Using this simple method, clinicians can detect (a) excessive respiratory effort from the estimated value for Pmus, (b) absent respiratory effort during apnea (no pressure deflection during the 5 s occlusion), and (c) excessive lung stress during spontaneous breathing from the estimated value for ∆PL,dyn. Thus, the key parameters reflecting potential risk of diaphragm and lung injury can be readily and reliably detected by measuring Pocc. The maneuver can also be used to monitor patients receiving neuromuscular blockade to confirm the absence of respiratory effort; if there is no negative deflection in airway pressure during a 5 s occlusion (i.e., Pocc = 0 cm H2O), adequate paralysis has likely been achieved. The sensitivity of this approach has not yet been directly compared against other commonly used methods to assess the adequacy of neuromuscular blockade (i.e., peripheral nerve stimulation).
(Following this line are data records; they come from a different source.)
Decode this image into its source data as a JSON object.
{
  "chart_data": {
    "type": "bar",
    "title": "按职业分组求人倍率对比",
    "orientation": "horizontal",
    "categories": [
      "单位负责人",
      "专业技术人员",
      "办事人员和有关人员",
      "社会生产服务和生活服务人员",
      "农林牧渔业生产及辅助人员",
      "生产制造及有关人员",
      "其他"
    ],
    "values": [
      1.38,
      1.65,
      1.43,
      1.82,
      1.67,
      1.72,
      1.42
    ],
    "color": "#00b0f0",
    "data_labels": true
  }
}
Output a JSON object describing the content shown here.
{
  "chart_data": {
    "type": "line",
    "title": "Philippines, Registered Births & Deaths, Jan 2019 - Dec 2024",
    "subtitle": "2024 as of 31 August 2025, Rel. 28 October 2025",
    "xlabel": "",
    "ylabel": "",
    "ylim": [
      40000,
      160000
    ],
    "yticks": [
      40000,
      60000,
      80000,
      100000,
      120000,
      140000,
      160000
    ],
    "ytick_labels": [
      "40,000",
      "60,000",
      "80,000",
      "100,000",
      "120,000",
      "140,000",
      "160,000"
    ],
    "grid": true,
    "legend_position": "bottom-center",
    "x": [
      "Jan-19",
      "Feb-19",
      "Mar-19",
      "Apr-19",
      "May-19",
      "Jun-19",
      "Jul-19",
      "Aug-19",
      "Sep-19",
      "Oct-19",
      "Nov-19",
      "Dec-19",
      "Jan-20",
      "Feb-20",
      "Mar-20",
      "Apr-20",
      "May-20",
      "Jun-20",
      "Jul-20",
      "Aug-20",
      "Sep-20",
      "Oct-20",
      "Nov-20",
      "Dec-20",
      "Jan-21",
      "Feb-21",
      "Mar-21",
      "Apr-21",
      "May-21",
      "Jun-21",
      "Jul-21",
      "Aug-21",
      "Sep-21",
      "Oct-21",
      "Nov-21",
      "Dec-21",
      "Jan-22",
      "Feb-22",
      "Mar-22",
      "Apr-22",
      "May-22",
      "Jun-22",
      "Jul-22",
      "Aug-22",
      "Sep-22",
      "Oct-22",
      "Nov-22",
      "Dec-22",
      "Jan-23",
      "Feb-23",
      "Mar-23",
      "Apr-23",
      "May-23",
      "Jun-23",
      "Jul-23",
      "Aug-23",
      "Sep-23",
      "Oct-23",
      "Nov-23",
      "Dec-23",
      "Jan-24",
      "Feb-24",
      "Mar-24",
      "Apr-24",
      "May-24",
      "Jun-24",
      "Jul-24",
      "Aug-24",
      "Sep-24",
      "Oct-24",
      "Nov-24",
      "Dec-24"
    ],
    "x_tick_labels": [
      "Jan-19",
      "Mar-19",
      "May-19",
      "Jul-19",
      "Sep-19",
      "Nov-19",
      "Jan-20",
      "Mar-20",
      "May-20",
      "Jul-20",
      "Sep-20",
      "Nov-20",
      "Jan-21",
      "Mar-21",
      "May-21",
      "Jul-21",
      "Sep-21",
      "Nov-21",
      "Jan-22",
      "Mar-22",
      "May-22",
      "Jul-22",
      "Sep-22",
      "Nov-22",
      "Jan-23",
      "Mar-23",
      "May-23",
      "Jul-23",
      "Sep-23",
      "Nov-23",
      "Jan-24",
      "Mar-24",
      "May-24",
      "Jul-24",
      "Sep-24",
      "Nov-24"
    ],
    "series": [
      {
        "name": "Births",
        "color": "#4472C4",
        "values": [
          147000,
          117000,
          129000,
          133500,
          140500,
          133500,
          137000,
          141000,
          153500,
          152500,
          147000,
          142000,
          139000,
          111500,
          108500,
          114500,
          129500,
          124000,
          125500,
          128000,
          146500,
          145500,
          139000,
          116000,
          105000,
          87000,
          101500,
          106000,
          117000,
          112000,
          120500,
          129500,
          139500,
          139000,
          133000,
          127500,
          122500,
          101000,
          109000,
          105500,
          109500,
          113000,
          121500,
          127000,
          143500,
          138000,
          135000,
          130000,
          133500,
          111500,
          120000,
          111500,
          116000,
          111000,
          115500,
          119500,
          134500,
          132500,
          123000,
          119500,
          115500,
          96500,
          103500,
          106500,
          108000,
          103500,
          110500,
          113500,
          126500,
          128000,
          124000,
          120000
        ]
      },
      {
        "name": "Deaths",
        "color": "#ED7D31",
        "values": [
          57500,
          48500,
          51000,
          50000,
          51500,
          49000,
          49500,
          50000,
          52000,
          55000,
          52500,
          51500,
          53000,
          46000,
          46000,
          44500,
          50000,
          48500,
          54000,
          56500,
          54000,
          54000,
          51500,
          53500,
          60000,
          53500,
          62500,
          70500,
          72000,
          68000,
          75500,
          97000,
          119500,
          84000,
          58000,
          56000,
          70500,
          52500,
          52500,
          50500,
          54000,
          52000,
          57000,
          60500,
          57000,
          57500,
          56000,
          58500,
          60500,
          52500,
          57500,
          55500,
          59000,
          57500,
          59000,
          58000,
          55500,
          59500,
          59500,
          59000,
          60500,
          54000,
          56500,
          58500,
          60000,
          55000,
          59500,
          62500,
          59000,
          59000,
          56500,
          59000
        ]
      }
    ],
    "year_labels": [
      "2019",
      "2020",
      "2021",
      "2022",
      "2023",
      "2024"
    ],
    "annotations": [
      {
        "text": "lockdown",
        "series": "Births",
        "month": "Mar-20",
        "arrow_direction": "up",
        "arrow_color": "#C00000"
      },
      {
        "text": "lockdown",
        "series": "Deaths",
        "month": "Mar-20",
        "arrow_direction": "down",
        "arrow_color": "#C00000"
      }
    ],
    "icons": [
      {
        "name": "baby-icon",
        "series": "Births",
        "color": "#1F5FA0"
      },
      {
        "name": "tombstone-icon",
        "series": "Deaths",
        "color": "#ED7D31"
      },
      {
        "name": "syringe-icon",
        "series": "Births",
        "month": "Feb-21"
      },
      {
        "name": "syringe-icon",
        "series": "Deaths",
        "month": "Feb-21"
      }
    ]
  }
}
Finally, an expiratory occlusion can differentiate various dyssynchronies. For example, the expiratory occlusion may unmask ineffective triggering if the patient’s intrinsic respiratory rate is much higher during the occlusion than is apparent during the assisted breaths. When double cycling is observed, an end-expiratory occlusion will reveal whether this results from excessive and prolonged inspiratory effort or from reverse triggering (in which case the patient will generally be apneic during the pause) (Fig. 1b). If the ventilator appears to be triggered by the patient, but there are no respiratory efforts during the occlusion, then autotriggering is likely (Figure E1, Online Supplement).

Limitations

This method has limitations. First, although Pocc can be used to accurately detect excess Pmus and ∆PL,dyn, the estimated values of these parameters are imprecise and cannot replace direct measurement if precision is required. Second, the absence of respiratory effort during the occlusion does not rule out the presence of respiratory effort from reverse triggering (Fig. 1b). Finally, dynamic hyperinflation and intrinsic PEEP might lead to underestimation of the effort, particularly if intrinsic PEEP has not equilibrated against the occluded airway.

Conclusion

An expiratory occlusion maneuver is a simple, feasible, and non-invasive method of evaluating patient–ventilator interaction. The maneuver can detect absent or excessive respiratory effort or excessive dynamic lung stress and can be used to differentiate various forms of patient–ventilator dyssynchrony. This maneuver may provide a basic monitoring approach for lung and diaphragm-protective ventilation (‘safe spontaneous breathing’) to be tested in future clinical trials.